Move over DIE HARD 2, you are no longer the least laudable film in the franchise. That mantle now comfortably and quite firmly passes on to the latest release in the action series – the absolutely abominable, poorly titled A GOOD DAY TO DIE HARD in which even Bruce Willis’ smirking charm cannot save viewers from sensing that this is not just the lame duck of an otherwise rather consistent pentalogy, but simply a bad film.
Traditionally, the DIE HARD films had never been about anything except rooting for the tenacity and indomitable will of John McClane, a one man army who took on the baddies with wit and determination. This template, considered wildly original at the time of the first films release 25 years ago, has often been imitated but never equaled and even though all the subsequent sequels were in some way cut from the same cloth, they remained endearing and entertaining on their own as well (including DIE HARD 2). This latest installment introduces us to McClane’s son Jack, a CIA agent stationed in Moscow (which seems to be lit by perpetual blue tint) on a clandestine, government assignment involving freeing a political prisoner.
When the operation is botched and Junior is sent to prison, Papa McClane hops on a plane on a rescue mission. In the midst of a widely publicized court hearing, where both Jack and the prisoner he was trying to free are being tried, an attack takes place bringing much of Moscow under the siege of gunfire and helicopter missiles. Father and son, resentful towards each other owing to their acrimonious past, team up and fight back, wrecking half the city, kicking Russian butt and cracking Yankee jokes, but where this is supposed to be exciting and adrenalized, it feels stale, familiar and exhaustive to sit through. A big part of the problem is the character of Jack himself, who we never get to know and yet are expected to cheer for from the very start. In a tiring-to-sit-through freeway chase that desperately tries to upstage MATRIX RELOADED for audacity and scale (yet completely fails) he crashes through walls, bridges and trucks to provide cinema spectacle, but all of this feels inert because the only thing we know about Jack up to this point is that he is John’s son, an association not strong enough on its own to make him the hero.
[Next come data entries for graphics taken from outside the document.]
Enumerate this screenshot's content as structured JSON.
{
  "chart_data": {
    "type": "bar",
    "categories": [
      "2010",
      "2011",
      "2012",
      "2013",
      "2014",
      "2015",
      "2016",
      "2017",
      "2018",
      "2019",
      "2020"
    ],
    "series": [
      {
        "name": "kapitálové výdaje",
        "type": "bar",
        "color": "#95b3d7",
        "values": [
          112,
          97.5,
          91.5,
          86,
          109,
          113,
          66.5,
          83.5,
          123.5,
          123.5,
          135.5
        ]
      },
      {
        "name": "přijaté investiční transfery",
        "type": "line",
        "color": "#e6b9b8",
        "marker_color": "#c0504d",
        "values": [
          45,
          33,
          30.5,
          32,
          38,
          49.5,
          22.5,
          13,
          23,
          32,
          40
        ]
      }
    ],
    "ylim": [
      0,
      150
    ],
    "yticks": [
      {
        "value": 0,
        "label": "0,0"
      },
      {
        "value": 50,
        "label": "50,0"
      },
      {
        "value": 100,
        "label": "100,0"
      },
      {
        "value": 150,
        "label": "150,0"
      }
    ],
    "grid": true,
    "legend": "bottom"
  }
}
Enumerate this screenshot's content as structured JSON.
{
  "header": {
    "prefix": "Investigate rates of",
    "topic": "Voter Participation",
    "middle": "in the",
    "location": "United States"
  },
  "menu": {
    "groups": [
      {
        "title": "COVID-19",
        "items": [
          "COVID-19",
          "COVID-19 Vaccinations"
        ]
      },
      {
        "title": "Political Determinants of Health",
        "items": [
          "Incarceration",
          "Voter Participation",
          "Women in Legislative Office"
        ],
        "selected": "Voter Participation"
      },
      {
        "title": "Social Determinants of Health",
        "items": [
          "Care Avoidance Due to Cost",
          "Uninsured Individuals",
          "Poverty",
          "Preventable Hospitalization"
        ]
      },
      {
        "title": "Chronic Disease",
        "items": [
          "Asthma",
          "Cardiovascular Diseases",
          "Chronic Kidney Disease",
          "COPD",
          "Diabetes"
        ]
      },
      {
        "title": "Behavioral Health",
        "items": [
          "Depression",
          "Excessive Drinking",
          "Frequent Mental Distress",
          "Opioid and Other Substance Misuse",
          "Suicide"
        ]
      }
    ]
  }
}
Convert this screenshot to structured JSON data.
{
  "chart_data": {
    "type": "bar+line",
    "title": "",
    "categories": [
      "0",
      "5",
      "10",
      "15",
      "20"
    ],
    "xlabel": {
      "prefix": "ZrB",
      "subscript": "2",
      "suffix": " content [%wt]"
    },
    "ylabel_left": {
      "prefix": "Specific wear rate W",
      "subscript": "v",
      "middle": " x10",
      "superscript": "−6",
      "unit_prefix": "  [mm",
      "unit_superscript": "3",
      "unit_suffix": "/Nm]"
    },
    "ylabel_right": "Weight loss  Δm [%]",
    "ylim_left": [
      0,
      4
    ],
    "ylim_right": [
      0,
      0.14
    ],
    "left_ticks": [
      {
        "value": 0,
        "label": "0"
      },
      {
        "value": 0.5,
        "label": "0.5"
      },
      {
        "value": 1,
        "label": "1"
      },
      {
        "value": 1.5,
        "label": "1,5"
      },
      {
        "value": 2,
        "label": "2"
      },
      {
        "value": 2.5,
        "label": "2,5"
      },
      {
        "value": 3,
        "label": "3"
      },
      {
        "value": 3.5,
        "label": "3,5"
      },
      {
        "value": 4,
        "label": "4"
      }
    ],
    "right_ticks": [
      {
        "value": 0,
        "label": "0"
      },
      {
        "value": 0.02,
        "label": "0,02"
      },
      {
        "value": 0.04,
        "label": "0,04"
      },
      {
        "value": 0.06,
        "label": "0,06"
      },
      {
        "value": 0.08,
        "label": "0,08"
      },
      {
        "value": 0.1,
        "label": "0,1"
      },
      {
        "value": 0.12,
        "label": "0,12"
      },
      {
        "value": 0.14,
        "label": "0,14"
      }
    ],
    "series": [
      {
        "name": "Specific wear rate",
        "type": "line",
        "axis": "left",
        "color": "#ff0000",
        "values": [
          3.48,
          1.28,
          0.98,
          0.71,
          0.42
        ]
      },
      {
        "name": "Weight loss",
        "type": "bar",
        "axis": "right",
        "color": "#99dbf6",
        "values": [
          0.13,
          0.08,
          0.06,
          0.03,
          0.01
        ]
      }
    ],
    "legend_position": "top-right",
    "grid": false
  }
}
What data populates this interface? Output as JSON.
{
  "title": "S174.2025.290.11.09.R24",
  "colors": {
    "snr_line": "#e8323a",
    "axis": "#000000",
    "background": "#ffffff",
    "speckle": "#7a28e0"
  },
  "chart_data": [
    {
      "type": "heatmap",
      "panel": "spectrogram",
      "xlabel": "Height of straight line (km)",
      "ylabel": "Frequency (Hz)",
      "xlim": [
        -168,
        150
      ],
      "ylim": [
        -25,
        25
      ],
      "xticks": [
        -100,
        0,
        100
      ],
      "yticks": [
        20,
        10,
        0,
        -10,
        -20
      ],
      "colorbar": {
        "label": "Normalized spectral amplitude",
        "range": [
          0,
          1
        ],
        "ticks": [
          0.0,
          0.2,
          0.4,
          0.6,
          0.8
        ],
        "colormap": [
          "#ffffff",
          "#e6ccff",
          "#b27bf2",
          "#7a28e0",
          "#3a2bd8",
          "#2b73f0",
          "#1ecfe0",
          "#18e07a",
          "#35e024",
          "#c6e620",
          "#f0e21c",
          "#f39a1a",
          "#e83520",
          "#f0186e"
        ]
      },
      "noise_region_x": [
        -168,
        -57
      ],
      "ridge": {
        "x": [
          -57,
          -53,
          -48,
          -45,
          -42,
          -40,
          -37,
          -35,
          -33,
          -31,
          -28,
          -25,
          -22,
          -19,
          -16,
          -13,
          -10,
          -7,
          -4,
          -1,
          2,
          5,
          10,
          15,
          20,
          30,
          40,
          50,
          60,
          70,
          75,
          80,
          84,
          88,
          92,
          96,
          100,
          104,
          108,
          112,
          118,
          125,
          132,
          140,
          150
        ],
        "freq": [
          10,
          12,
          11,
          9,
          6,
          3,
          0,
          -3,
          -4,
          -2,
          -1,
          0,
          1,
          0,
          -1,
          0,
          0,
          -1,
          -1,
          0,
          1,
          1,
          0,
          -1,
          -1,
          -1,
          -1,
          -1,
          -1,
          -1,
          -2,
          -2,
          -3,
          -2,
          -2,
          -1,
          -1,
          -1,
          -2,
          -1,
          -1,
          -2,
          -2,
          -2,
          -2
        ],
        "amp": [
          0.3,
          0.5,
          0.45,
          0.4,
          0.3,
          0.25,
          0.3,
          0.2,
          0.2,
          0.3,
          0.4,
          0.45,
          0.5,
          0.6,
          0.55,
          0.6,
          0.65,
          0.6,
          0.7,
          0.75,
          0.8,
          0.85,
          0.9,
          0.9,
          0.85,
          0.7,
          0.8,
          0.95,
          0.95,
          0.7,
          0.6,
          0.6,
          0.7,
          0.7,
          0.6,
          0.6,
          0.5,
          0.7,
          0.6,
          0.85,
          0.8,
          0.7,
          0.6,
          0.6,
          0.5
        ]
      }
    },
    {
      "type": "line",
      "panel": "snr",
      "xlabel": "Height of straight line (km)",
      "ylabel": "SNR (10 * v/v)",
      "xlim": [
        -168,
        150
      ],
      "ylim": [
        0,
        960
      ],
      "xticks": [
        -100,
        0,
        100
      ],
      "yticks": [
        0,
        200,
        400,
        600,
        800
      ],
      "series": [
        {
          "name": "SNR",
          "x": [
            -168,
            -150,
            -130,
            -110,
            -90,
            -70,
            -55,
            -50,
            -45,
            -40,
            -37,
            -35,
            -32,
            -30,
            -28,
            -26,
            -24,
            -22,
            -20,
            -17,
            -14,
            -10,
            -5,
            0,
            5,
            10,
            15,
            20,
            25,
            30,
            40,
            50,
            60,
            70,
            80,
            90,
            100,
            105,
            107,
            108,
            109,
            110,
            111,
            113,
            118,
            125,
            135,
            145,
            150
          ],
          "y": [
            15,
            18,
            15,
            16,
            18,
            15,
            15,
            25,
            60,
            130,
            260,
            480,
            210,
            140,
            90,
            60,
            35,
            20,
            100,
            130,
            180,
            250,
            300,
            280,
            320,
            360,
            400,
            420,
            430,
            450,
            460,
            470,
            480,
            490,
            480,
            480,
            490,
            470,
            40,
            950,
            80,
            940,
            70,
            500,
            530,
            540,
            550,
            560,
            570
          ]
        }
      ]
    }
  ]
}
It doesn’t help that Willis and Jai Courtney (previously seen as the gum chewing villain in JACK REACHER, another turkey) share absolutely no onscreen chemistry. Granted no one would expect a Riggs & Murtaugh like buddy partnership from them considering their fractured familial relationship, but they were so diametrically mismatched that I was instantly reminded of how much fun Willis and Samuel L. Jackson’s character, a complete stranger to McClane, were together in DIE HARD WITH A VENGEANCE. Willis himself functions on reserve, feeling less like the everyman his character represents and more like a wound up, senile old man proclaiming to everyone that he’s just ‘on vacation’. Perhaps it is time now for McClane to finally take a vacation, and a permanent one at that. Maybe a more fitting title for this episode would have been A GOOD DAY TO RETIRE instead?